Colonialism was thus a God-send, not some racially oppressive system of foreign invasion and occupation. Rhodesia described itself as the last bulwark against “the black and red peril”. The “black peril” was represented by us Africans who threatened to overwhelm white civilisation through our overwhelming numbers, and by our culture described as rank heathenism.
The “red peril” represented communism whose diligent agents were “terrorists”, in this case our freedom fighters. These terrorists, so Rhodesian propaganda claimed, had been trained and “misled” by evil, foreign communist hailing from countries like the then Soviet Union, China and other progressive countries drawn from the Eastern Bloc, which supported our Liberation Struggle.
The communists had used their vile propaganda of communism to mislead an otherwise “happy” African populace grateful to be under British settler colonial rule!
As events would have it, in the 1980 elections, we the so-called communist terrorists had now won a Commonwealth-supervised election, and had won it by a landslide. As a result, we had assumed the reins of Government in an independent Zimbabwe! The Patriotic Front, led by our late President, then as Prime Minister, Cde Robert Gabriel Mugabe, and Dr Joshua Mqabuko Nkomo, had to meet clerics, most of them raised on the staple of vile Rhodesian propaganda, in order to allay their deeply ingrained and held fears of us.
Only a handful of Church leaders, mostly Jesuits, had met with us as the Patriotic Front in Zambia, at the height of the Struggle. Those knew our humanity denied us by Rhodesian propaganda, and understood our cause which Rhodesia mischaracterised as foreign and communist-inspired. But these clerics were in the minority.
You also had a few missionaries who led rural parishes and thus had interacted with, and become exposed to, our freedom fighters operating in liberated and semi-liberated zones. Those, too, knew us and even supported our cause. Otherwise, the rest of the erstwhile Rhodesian Church was led by religious figures who viewed us as ogres; figures whose view of us neatly fitted within the terrible persona created of us by Rhodesian propaganda.
I remember that in one of those early meetings, all clerics – to the person – voiced disquiet over our choice of ideology of Marxist-Leninism, which they characterised as a godless creed. They were disgusted that we, the agents of that terrible creed, had won elections, and taken over Government. We needed complete redemption! Could we not, the clerics opined, drop this godless creed for Christianity, of course under their tutelage as Church leaders?

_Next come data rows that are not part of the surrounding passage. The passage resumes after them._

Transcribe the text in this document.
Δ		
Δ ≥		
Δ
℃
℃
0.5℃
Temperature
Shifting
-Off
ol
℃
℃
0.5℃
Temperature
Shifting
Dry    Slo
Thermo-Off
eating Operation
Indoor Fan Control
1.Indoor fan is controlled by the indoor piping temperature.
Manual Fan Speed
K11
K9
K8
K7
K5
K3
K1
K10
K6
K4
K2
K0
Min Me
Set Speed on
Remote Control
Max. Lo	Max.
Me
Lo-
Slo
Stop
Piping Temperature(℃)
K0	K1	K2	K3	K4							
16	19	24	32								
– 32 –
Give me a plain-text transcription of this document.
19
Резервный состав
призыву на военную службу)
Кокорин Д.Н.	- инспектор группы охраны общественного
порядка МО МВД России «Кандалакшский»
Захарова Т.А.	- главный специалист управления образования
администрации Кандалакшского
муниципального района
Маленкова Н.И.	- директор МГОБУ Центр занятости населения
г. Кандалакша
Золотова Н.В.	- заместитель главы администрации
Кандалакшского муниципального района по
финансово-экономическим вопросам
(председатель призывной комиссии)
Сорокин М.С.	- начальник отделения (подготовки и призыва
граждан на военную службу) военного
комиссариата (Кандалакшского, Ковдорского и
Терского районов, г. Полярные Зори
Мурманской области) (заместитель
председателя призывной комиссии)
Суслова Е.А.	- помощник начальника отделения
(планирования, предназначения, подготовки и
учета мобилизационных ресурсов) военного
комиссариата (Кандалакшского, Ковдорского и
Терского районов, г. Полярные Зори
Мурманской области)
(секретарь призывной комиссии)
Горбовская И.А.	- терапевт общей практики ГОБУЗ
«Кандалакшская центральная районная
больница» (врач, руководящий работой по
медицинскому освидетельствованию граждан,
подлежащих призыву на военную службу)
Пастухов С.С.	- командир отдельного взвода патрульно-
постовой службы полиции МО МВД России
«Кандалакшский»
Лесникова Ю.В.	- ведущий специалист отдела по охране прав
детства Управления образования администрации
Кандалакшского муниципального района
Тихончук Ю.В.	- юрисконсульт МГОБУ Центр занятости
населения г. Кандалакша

About the same time, our Ministry of Education, then headed by Dr Dzingai Mutumbuka, was transforming the curriculum to make our education more suited to the needs and values of a free Zimbabwe. Dr Mutumbuka worked with leading educationist-comrades like Dr Fay Chung and Sister Dr Janice Macloughlin. These comrades had developed curricula for our wartime schools. They now sought to adapt it to the needs of a free Zimbabwe, under the Zimfeb Programme. Again, this raised more anxieties for the Church. From early colonial times, the Rhodesian Church had heavily invested in African Education; it ran the majority of schools for Africans in the country, right through to our Independence. Any changes to the curriculum, more so done by people long mischaracterised as proponents of communism – in their view a godless creed – was extremely disquieting to them.